Para o rei de Tiro, tanto sua riqueza acumulada quanto sua sabedoria diferenciada eram vistos como seu marcador de identidade divina (Ez. 28.1-5). Sentia-se um deus sentado num trono invencível. Por causa disso, o verdadeiro Deus traria estrangeiros inimigos pondo à prova sua divindade (vs. 6-10). Diante de sua própria mortalidade sua humanidade seria exposta e sua divindade desmascarada (v.9). 

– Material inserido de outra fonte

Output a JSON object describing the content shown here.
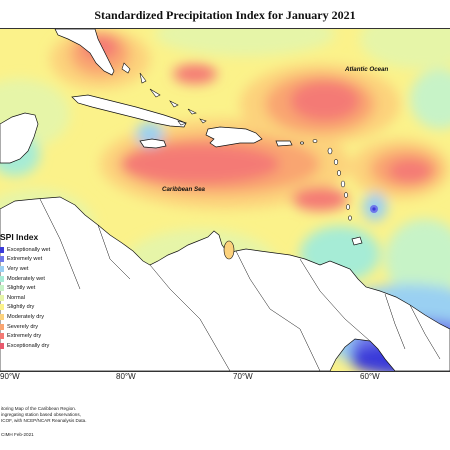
{
  "title": "Standardized Precipitation Index for January 2021",
  "labels": {
    "atlantic": "Atlantic Ocean",
    "caribbean": "Caribbean Sea"
  },
  "longitudes": [
    "90°W",
    "80°W",
    "70°W",
    "60°W"
  ],
  "legend": {
    "title": "SPI Index",
    "items": [
      {
        "label": "Exceptionally wet",
        "color": "#3b3bd9"
      },
      {
        "label": "Extremely wet",
        "color": "#6f78ea"
      },
      {
        "label": "Very wet",
        "color": "#9ad0f2"
      },
      {
        "label": "Moderately wet",
        "color": "#a6ecd6"
      },
      {
        "label": "Slightly wet",
        "color": "#c7f3c7"
      },
      {
        "label": "Normal",
        "color": "#e6f5a8"
      },
      {
        "label": "Slightly dry",
        "color": "#fbf28a"
      },
      {
        "label": "Moderately dry",
        "color": "#fcd27c"
      },
      {
        "label": "Severely dry",
        "color": "#f9a571"
      },
      {
        "label": "Extremely dry",
        "color": "#f47a74"
      },
      {
        "label": "Exceptionally dry",
        "color": "#e85a6d"
      }
    ]
  },
  "footnote": [
    "itoring Map of the Caribbean Region.",
    "ingregating station based observations,",
    "ICOF, with NCEP/NCAR Reanalysis Data."
  ],
  "credit": "CIMH Feb-2021"
}
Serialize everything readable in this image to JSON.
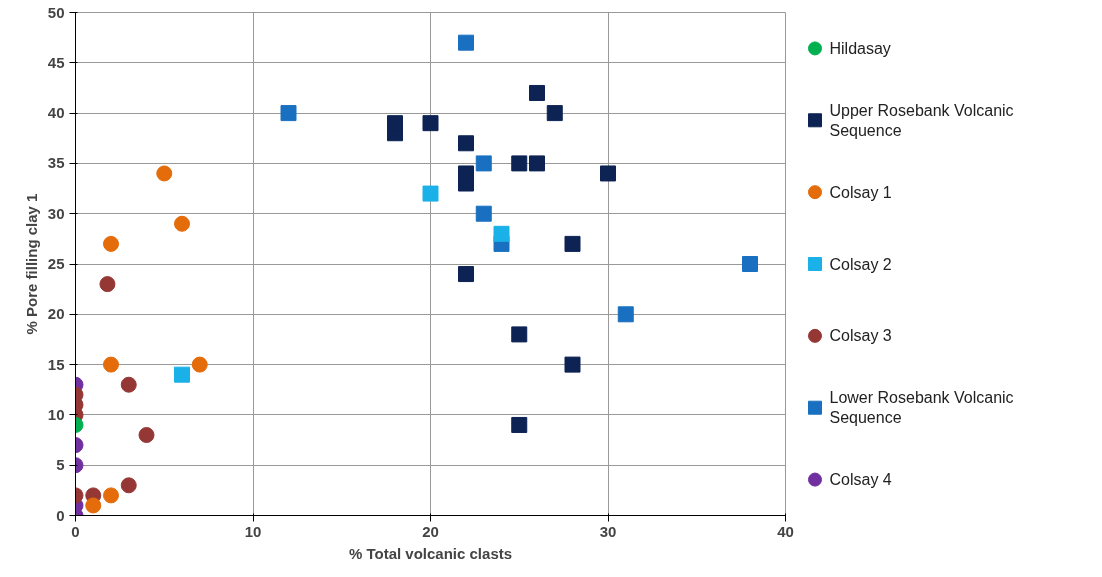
{
  "chart_data": {
    "type": "scatter",
    "xlabel": "% Total volcanic clasts",
    "ylabel": "% Pore filling clay 1",
    "xlim": [
      0,
      40
    ],
    "ylim": [
      0,
      50
    ],
    "xticks": [
      0,
      10,
      20,
      30,
      40
    ],
    "yticks": [
      0,
      5,
      10,
      15,
      20,
      25,
      30,
      35,
      40,
      45,
      50
    ],
    "grid": true,
    "legend": "right",
    "series": [
      {
        "name": "Hildasay",
        "color": "#00b050",
        "marker": "circle",
        "x": [
          0
        ],
        "values": [
          9
        ]
      },
      {
        "name": "Upper Rosebank Volcanic Sequence",
        "color": "#0d2353",
        "marker": "square",
        "x": [
          18,
          18,
          20,
          22,
          22,
          22,
          22,
          25,
          26,
          26,
          27,
          30,
          28,
          25,
          28,
          25
        ],
        "values": [
          38,
          39,
          39,
          37,
          34,
          33,
          24,
          35,
          35,
          42,
          40,
          34,
          27,
          18,
          15,
          9
        ]
      },
      {
        "name": "Colsay 1",
        "color": "#e46c0a",
        "marker": "circle",
        "x": [
          5,
          6,
          2,
          2,
          7,
          2,
          1
        ],
        "values": [
          34,
          29,
          27,
          15,
          15,
          2,
          1
        ]
      },
      {
        "name": "Colsay 2",
        "color": "#1ab0e8",
        "marker": "square",
        "x": [
          20,
          24,
          6
        ],
        "values": [
          32,
          28,
          14
        ]
      },
      {
        "name": "Colsay 3",
        "color": "#953735",
        "marker": "circle",
        "x": [
          1.8,
          3,
          4,
          3,
          1,
          0,
          0,
          0,
          0
        ],
        "values": [
          23,
          13,
          8,
          3,
          2,
          2,
          10,
          11,
          12
        ]
      },
      {
        "name": "Lower Rosebank Volcanic Sequence",
        "color": "#1a70c0",
        "marker": "square",
        "x": [
          22,
          12,
          23,
          23,
          24,
          38,
          31
        ],
        "values": [
          47,
          40,
          35,
          30,
          27,
          25,
          20
        ]
      },
      {
        "name": "Colsay 4",
        "color": "#7030a0",
        "marker": "circle",
        "x": [
          0,
          0,
          0,
          0,
          0
        ],
        "values": [
          13,
          7,
          5,
          1,
          0
        ]
      }
    ]
  }
}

A partir do versículo 12, a linguagem de Ezequiel muda drasticamente. Assim como para se fazer uma curva um veículo deve diminuir sua velocidade, senão ele continuará em linha reta, o mesmo se dá nesse ponto do texto. Temos que desacelerar nossa leitura, pois do contrário bateremos no muro que interpreta esses versículos como uma referência ao diabo. O texto de Gênesis 3 não nos diz que no Éden havia um querubim, mas que foram colocados querubins como medida de proteção para a árvore da vida (Gn. 3.24). Da mesma forma, lemos que o tentador foi uma serpente, um animal criado, e não um ser angelical (Gn. 3.1). É claro que hoje sabemos que o diabo estava envolvido, mas não podemos pensar que Ezequiel tivesse essa leitura do texto de Gênesis. Além do mais, em Gênesis vemos a presença do tentador no Éden, um ser já corrompido, mas nunca nos diz, nem em nenhum outro lugar das Escrituras, que esse tentador foi algum dia um querubim (cf. Ap. 12.9). 

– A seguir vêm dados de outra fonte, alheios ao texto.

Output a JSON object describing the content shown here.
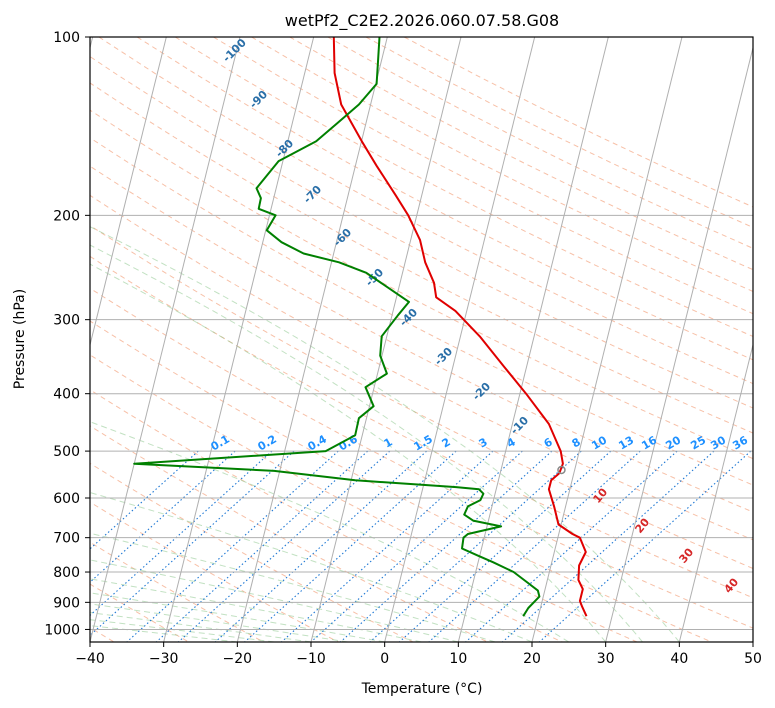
{
  "chart_data": {
    "type": "line",
    "title": "wetPf2_C2E2.2026.060.07.58.G08",
    "xlabel": "Temperature (°C)",
    "ylabel": "Pressure (hPa)",
    "xlim": [
      -40,
      50
    ],
    "ylim": [
      1050,
      100
    ],
    "y_scale": "log",
    "grid": true,
    "x_ticks": [
      -40,
      -30,
      -20,
      -10,
      0,
      10,
      20,
      30,
      40,
      50
    ],
    "y_ticks": [
      100,
      200,
      300,
      400,
      500,
      600,
      700,
      800,
      900,
      1000
    ],
    "series": [
      {
        "color": "#e00000",
        "x": [
          27.4,
          26.8,
          26.5,
          26.9,
          26.3,
          26.4,
          27.3,
          26.5,
          25.5,
          23.6,
          23.0,
          22.3,
          22.6,
          23.7,
          24.2,
          23.9,
          22.3,
          19.2,
          16.2,
          12.9,
          9.6,
          7.0,
          6.7,
          5.5,
          4.8,
          3.2,
          1.5,
          -1.1,
          -3.1,
          -5.9,
          -6.8,
          -6.9
        ],
        "y": [
          950,
          915,
          895,
          855,
          825,
          780,
          740,
          700,
          690,
          665,
          620,
          580,
          560,
          545,
          525,
          500,
          450,
          400,
          360,
          320,
          290,
          275,
          260,
          240,
          220,
          200,
          185,
          165,
          150,
          130,
          115,
          100
        ]
      },
      {
        "color": "#008000",
        "x": [
          18.8,
          19.5,
          21.0,
          20.8,
          19.2,
          17.5,
          14.7,
          12.6,
          10.5,
          10.7,
          11.3,
          15.8,
          12.0,
          10.8,
          11.3,
          13.0,
          13.4,
          12.8,
          9.7,
          5.0,
          -4.0,
          -15.0,
          -34.0,
          -8.0,
          -4.0,
          -3.5,
          -1.5,
          -2.6,
          0.3,
          -0.6,
          -0.4,
          1.8,
          3.3,
          -2.5,
          -6.2,
          -11.0,
          -14.0,
          -16.0,
          -14.8,
          -17.1,
          -16.8,
          -17.4,
          -14.4,
          -9.3,
          -6.5,
          -3.5,
          -1.1,
          -0.9,
          -0.7
        ],
        "y": [
          950,
          920,
          880,
          860,
          830,
          800,
          770,
          750,
          730,
          700,
          690,
          670,
          655,
          640,
          620,
          605,
          590,
          580,
          575,
          570,
          560,
          540,
          525,
          500,
          470,
          440,
          420,
          390,
          370,
          345,
          320,
          295,
          280,
          250,
          240,
          232,
          222,
          212,
          200,
          195,
          187,
          180,
          162,
          150,
          140,
          130,
          120,
          110,
          100
        ]
      }
    ],
    "annotations": {
      "dry_adiabats": [
        "-100",
        "-90",
        "-80",
        "-70",
        "-60",
        "-50",
        "-40",
        "-30",
        "-20",
        "-10"
      ],
      "mixing_ratios": [
        "0.1",
        "0.2",
        "0.4",
        "0.6",
        "1",
        "1.5",
        "2",
        "3",
        "4",
        "6",
        "8",
        "10",
        "13",
        "16",
        "20",
        "25",
        "30",
        "36"
      ],
      "moist_adiabats": [
        "10",
        "20",
        "30",
        "40"
      ]
    }
  }
}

O que nos resta dizer então é que Ezequiel passa a descrever o rei nos termos de sua própria divindade, descrito em linguagem celeste, não porque era divino, mas porque se imaginava assim. Penso que Ezequiel faz isso usando termos de sua própria tradição judaica bem como de alguma fábula conhecida entre os seus contemporâneos: Éden é o termo acadiano edinu, que significa planície; querubim ungido pode lembrar os querubins acima da arca; monte santo é o lugar da habitação de Deus como atestam os textos de Sl. 43.3; 48.1,2; Ez. 20.40, havendo até mesmo uma associação com o monte Zafom, montanha mítica para os fenícios (Sl. 48.2), lugar da habitação dos deuses. Temos então uma história mítica, ambientada na narrativa de Gn. 2 e 3, que fala de um ser celeste primitivo, ideal, belo, sábio, rico, mas que por seu orgulho foi expulso do jardim de Deus, ou monte santo (qualquer semelhança é mera coincidência com o imaginário popular da queda do diabo). 

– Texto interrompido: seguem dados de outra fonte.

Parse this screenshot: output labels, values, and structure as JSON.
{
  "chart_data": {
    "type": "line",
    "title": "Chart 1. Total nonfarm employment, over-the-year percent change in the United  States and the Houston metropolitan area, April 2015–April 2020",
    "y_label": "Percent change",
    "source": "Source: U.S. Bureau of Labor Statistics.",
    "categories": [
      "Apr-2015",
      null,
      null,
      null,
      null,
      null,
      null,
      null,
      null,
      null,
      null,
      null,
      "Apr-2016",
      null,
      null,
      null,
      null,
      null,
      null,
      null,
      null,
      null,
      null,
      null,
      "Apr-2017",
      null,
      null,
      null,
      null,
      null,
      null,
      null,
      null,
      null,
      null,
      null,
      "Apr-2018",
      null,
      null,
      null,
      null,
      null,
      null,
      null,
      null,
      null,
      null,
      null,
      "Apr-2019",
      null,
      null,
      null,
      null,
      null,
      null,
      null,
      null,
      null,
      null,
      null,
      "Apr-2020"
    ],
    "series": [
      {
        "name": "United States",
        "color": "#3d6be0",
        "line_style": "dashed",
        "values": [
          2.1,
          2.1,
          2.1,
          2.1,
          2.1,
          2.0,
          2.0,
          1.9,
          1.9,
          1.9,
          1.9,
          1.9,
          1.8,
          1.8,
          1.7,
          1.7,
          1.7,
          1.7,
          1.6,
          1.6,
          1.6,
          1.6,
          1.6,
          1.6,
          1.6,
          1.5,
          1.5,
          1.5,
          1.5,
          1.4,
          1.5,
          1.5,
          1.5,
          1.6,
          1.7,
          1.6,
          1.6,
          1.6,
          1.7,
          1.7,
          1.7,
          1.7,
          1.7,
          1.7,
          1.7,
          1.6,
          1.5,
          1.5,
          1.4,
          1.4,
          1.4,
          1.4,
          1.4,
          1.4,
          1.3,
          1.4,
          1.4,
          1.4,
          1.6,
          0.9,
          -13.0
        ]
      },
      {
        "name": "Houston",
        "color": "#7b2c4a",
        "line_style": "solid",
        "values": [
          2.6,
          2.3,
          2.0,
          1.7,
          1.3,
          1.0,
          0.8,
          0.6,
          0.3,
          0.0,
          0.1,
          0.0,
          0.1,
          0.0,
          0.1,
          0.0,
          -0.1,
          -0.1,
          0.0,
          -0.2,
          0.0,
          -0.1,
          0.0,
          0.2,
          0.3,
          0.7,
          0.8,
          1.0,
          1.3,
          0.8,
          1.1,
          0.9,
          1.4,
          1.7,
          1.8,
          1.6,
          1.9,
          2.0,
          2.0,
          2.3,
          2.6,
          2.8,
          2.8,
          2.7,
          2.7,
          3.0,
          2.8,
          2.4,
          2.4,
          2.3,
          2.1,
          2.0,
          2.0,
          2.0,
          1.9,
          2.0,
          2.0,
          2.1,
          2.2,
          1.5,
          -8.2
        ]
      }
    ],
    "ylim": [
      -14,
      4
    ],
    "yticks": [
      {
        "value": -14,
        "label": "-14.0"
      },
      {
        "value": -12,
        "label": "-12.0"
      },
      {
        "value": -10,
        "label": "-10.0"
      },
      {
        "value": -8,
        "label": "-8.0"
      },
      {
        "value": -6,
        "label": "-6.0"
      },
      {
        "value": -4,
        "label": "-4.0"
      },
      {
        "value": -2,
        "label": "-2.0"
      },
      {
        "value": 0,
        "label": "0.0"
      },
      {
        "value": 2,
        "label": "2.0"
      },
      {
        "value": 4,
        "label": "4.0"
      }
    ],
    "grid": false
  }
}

O que Ezequiel diz para o rei de Tiro nos versículos 12-19 é o que já havia alertado nos versos 1-10. Ao confrontar o homem que julgava ser deus (vs. 1-10), Ezequiel diz que inimigos o enfrentariam, agora, falando com o rei como se ele mesmo fosse divino (vs. 12-19), é o próprio Deus quem o enfrentará (v. 16). O lamento que Ezequiel deveria entoar (v. 12) torna-se, na verdade, um cântico irônico.